Fairfax Financial Holdings Ltd. was busy adding a new Greek real estate firm, insurer and president to the company in the past few months. But despite the activity, Prem Watsa, the Toronto-based insurer and investment manager's founder, isn't sounding any more upbeat about the state of the global economy.

"We think we're not being paid for risk, so we're stepping away from the marketplace," said Mr. Watsa in an earnings call following the company's second-quarter results on Friday.

The company continues to stand by its plan to hedge all of its portfolio, and posted a net loss for the quarter of $157.8-million.

But lukewarm GDP growth in the U.S. and low core inflation following three rounds of quantitative easing make Mr. Watsa feel confident to continue playing defence. He has concerns about what would happen should the U.S. economy skip a beat, China run into issues or the business conditions in Europe stay tepid.

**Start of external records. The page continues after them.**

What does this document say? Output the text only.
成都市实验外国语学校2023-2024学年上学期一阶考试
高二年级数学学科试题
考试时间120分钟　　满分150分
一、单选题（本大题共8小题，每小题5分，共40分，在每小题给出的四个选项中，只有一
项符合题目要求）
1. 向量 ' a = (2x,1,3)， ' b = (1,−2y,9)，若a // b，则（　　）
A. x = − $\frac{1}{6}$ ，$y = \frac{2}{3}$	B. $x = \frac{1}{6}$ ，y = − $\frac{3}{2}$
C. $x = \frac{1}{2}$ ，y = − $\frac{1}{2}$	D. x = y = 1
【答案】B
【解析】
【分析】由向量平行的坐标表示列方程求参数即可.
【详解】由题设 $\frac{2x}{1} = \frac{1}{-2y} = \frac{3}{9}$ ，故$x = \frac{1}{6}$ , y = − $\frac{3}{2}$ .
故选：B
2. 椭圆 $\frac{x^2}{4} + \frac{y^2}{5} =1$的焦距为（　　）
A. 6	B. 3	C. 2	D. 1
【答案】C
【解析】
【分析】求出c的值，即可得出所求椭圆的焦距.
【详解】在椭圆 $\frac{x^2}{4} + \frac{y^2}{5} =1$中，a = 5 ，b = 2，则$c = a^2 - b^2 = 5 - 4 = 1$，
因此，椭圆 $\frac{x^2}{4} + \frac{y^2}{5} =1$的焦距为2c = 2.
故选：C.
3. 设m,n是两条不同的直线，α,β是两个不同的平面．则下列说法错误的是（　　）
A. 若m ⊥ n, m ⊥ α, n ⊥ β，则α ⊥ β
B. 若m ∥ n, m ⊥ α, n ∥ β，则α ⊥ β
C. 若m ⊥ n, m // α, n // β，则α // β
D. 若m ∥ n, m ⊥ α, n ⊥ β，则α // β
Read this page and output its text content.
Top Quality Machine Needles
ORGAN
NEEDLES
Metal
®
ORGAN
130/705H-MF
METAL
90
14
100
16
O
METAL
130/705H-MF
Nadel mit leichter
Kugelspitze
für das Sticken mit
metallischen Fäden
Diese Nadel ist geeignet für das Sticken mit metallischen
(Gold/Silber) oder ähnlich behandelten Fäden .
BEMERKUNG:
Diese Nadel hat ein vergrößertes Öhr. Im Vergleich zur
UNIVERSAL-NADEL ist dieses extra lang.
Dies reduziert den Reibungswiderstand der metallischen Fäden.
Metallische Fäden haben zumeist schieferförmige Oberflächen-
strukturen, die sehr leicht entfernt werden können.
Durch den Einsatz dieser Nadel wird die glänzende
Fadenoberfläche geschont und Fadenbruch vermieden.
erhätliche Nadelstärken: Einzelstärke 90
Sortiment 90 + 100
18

"Today, we think there's a significant amount of risk and we think you have to be very, very careful," he said. "I'll remind you that in 2008 [and] 2009 when the stock markets were down we were fully invested, and when spreads were wide we bought ... all sorts of bonds."

Mr. Watsa detailed his outlook in response to a question about the point at which a deepening hedge becomes a directional call on the markets, posed by Mark Dwelle, an analyst at RBC Capital Markets.

Mr. Dwelle has gone head-to-head with Mr. Watsa before on company earnings calls, questioning Mr. Watsa's use of relatively unique 10-year derivative contracts linked to the consumer price index in U.S. and Europe.

Overtime, Mr. Watsa has added to that position to the tune of about $523-million, taking a view that there will be deflation and the contracts will produce gains – there are still eight years until maturity. As in the past, Mr. Watsa pointed out on the call that Japan's deflation took several years to hit following the burst of the asset price bubble.

The rest of Fairfax's positions are similarly defensive, from the company's large cash holdings, to its investment in treasury and municipal debt.

But for its depth, the position is a cautious one. Mr Watsa pointed to famed investor Benjamin Graham's research showing those who went bearish on Wall Street too soon before the 1929 crash had a very small chance of survival.

"So we are very concerned," he said. "We don't take this lightly."

(Jacqueline Nelson is a Globe and Mail Financial Services Reporter.)